With those words, Potter summoned a team of Aurors who came and took control of the dark artifacts. They also seized the Blazing Brew and carried it away to be studied by ministry scientists. After the team cleared everything and secured the house, Marcus flooed home. As the man took off his black jacket, he was met by a worried witch who wondered, "Where have you been? I flooed your friends, and they didn't know. I flooed the stadium, and they said you weren't there. I know you weren't with your Gram or mother because they were with me. Are you alright, Marcus?"

Seeing the concern on her face, he pulled his witch into a warm hug, kissed her forehead, then sat them on a chair with her in his lap. Then the wizard proceeded to explain what transpired. Where Hermione was worried before, she became incensed. Her finger poked his chest as she spoke. "Marcus! I cannot believe you went searching for those things alone! The last time you had your friends with you, not that it made me feel any better. But at least you had support."

His fiance' let out an exasperated sigh and shook her curly head. "Babe! You can't do this alone. You need backup. What if something had happened to you? How do you think I'd feel then? Ten times worse!"

Her hand caressed his face with care. Marcus knows all of that, but "Hermione, I can't sit around and do nothing. Those dark objects that were missing can do some severe damage. If something happened to you and it was discovered that one of those had been used, it would kill me. It would wreck me."

His arms clasped around her tightly in search of comfort. He has to make her understand that "My family was involved in this mess, and I want to clear our names. I don't want our future children to be tainted by it. Please try to see my point of view," he begged.

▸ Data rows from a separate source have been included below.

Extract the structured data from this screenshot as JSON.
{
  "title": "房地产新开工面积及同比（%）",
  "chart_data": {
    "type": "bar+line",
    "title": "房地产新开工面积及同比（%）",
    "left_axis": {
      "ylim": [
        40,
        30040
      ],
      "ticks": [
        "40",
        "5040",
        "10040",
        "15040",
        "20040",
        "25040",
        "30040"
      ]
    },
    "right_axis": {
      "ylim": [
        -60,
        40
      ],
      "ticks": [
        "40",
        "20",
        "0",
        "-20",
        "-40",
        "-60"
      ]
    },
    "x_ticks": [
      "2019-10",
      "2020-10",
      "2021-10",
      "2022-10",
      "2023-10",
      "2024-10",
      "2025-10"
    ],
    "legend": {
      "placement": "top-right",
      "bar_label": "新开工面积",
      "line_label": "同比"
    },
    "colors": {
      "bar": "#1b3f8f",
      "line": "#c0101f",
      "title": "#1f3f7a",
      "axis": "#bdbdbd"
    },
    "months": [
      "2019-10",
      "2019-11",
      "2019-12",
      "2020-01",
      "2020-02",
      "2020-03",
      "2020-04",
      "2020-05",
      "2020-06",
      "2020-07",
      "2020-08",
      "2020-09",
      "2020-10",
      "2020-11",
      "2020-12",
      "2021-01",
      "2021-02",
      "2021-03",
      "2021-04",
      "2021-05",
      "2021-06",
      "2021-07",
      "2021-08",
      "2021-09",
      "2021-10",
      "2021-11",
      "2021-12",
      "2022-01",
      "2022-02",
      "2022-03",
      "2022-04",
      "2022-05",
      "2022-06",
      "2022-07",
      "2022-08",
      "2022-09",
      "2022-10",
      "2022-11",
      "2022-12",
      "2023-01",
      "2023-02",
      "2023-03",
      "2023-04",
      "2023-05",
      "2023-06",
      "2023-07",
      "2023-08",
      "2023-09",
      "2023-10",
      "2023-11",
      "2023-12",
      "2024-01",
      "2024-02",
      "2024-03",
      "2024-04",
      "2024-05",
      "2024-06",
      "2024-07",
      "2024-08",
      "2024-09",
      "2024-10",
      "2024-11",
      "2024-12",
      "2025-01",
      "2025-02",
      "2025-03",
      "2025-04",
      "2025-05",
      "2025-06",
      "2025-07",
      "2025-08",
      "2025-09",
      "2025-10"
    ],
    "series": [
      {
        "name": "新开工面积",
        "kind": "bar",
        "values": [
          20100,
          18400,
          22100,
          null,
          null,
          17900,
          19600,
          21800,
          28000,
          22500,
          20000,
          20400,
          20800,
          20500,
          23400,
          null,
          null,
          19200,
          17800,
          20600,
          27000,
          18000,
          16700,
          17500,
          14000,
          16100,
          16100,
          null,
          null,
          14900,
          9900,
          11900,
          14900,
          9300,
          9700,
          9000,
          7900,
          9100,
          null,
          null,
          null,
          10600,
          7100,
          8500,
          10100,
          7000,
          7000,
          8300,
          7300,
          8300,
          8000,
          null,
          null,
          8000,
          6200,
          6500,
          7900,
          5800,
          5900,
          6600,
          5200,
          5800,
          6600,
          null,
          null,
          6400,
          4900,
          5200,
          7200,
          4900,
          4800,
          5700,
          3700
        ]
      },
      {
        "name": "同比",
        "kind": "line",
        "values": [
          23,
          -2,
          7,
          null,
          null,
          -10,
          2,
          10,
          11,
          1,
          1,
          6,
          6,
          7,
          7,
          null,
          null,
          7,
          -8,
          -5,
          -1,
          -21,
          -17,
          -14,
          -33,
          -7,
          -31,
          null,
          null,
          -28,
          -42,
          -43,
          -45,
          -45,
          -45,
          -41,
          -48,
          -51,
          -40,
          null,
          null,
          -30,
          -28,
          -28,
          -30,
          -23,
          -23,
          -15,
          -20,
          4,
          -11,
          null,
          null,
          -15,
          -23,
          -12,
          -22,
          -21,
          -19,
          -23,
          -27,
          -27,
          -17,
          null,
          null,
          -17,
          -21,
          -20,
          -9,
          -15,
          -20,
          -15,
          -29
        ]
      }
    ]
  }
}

She understands his point because she feels the same. His witch wanted to tell him so, but he continued talking. "I did call Potter, and he came with his Aurors. They secured the contents, and now I'm here with you."

As much as Hermione would like to keep harping at him about finding these things alone, she couldn't. Something else was on her mind. "Marcus, all the objects disappeared from the safe at Flint Manor. Then they suddenly appeared at the ones in the French chateau. That doesn't happen on its own. Someone moved them there. Someone who had access to your father's safe."

Marcus sunk into the couch cushions. He hadn't thought about that. In fact, it's disturbing and opens up a new can of flobberworms. His hand ran over his hair, as it does in times of stress, and Hermione pondered out loud, "Who has access to his safe beside you? And that potion, did it look fresh? Because if it looked pristine, then someone made it recently. But the question remains, where is Magnum Flint?"

If the chaser had the answer to that one, their problems would be solved. Sadly the wizard does not. All those questions lead to nothing but pure trouble or, worse, pure evil. As the old saying goes, in every life, a little rain must fall. But sometimes, when it rains, it pours. Too bad it seems to be pouring poisoned potions. So in the words of that great detective Sherlock Holmes, the game remains afoot.